Lawrence LeBlond for redOrbit.com – Your Universe Online
The global obesity epidemic has continued to burgeon without any solid intervention to halt and reverse an issue that now affects more than 1 in 3 people. Yet, that could change with the development of a new vaccine that scientists are hoping will keep the pounds off at the dinner table.
The vaccine — dubbed the “flab jab” — is the invention of scientists at the South Dakota, US company Braasch Biotech with Dr. Keith Haffer at the lead. In lab tests, mice injected with a single dose of the vaccine lost 10 percent of body weight in four days, despite being fed a high-fat diet. This suggests people might be able to continue to overeat and still keep a trim.
If the vaccine passes further safety trials, scientists believe it could lead to a new revolutionary tool in the fight against obesity. Currently the only non-dieting options most people are left with for controlling weight are risky surgeries and strong drugs, which often come with serious side effects.
Haffer noted the team tested two different versions of the vaccine, both offering similar results within three weeks of administration. The body weight loss was not seen in a matched control group of 10 untreated mice.

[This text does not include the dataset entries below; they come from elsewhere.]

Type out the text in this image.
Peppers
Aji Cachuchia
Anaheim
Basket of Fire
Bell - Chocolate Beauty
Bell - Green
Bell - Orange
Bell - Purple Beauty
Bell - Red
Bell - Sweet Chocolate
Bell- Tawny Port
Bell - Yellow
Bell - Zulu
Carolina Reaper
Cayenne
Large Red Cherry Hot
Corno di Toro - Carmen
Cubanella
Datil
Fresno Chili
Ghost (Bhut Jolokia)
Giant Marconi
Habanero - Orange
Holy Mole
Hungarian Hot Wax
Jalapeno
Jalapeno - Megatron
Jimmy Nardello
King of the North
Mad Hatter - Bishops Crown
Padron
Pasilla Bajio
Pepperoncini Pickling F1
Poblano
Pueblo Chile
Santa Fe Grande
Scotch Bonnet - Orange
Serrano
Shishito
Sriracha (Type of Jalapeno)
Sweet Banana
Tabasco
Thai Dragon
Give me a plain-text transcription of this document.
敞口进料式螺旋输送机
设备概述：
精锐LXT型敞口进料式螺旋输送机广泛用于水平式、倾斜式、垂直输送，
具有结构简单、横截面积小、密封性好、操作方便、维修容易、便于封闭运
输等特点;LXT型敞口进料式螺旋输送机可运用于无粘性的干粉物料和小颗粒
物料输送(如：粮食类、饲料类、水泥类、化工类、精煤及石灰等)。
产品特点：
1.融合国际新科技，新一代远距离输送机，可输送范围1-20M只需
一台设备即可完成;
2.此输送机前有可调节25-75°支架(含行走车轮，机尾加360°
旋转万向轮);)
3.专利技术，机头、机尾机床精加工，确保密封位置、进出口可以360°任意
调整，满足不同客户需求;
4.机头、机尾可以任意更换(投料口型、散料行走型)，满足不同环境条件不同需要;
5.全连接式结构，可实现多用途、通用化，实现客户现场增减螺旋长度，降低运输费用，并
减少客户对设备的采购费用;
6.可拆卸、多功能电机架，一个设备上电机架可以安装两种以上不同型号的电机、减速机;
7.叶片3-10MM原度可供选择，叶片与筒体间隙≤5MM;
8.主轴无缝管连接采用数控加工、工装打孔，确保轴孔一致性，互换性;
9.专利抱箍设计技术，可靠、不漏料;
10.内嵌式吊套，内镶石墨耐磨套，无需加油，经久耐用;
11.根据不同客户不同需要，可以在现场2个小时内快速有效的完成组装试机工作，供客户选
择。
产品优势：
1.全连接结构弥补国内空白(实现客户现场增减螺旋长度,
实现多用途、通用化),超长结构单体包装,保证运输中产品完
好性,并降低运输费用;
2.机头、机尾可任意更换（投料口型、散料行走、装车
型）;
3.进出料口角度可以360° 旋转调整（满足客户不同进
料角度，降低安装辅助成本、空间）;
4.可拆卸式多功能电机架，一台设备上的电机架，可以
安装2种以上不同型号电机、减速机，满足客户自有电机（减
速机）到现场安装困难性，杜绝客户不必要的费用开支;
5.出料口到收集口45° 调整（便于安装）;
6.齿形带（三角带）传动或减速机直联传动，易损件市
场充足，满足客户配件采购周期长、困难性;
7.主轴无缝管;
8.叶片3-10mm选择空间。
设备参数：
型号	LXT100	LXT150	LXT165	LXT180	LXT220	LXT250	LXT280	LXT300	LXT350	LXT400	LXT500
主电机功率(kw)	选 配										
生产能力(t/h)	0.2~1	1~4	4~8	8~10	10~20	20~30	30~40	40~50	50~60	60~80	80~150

The vaccine works by fooling the immune system into making antibodies that fight off the hormone somatostatin, which promotes slow metabolism. Somatostatin is made by the brain and the digestive system and interferes with other hormones, leading to the metabolism slowing down and weight being put on. The vaccine antibodies stop the hormone from working, allowing metabolism to speed up and the pounds to drop off.
“This study demonstrates the possibility of treating obesity with vaccination,” said Haffer. “Although further studies are necessary to discover the long term implications of these vaccines, treatment of human obesity with vaccination could provide physicians with a drug and surgical-free option against the weight epidemic.”
This is a significant find given that close to half of all British men could be overweight and obese within 20 years, according to research published by The Lancet in 2011. The proportion of men being labeled obese was predicted to rise from 20 percent to about 48 percent in that timeframe. That study also predicted that 2 in five women in the UK will be obese by 2030.
According to data from the US Centers for Disease Control and Prevention (CDC), more than 33 percent of American adults over age 19 are obese; and an average of 16 percent of all children 19 and younger are also overweight. Those numbers are also likely to rise over the next 20 years.
Obesity kills about 30,000 people every year in the UK and costs the National Health Service more than $800 million annually, and the UK economy more than $3 billion.
Reporting the findings in the Journal of Animal Science and Biotechnology, the team wrote: “The vaccination effects did not significantly reduce cumulative food consumption and was confirmed by residual anti-somatostatin antibodies in mouse plasma at the study’s end.”
More research will be needed, said Haffer, and his team plans to look at the vaccine´s effects in obese pigs before moving on to human trials. He said it is likely ten years out before the advances could be seen used in humans as a way to control weight gain.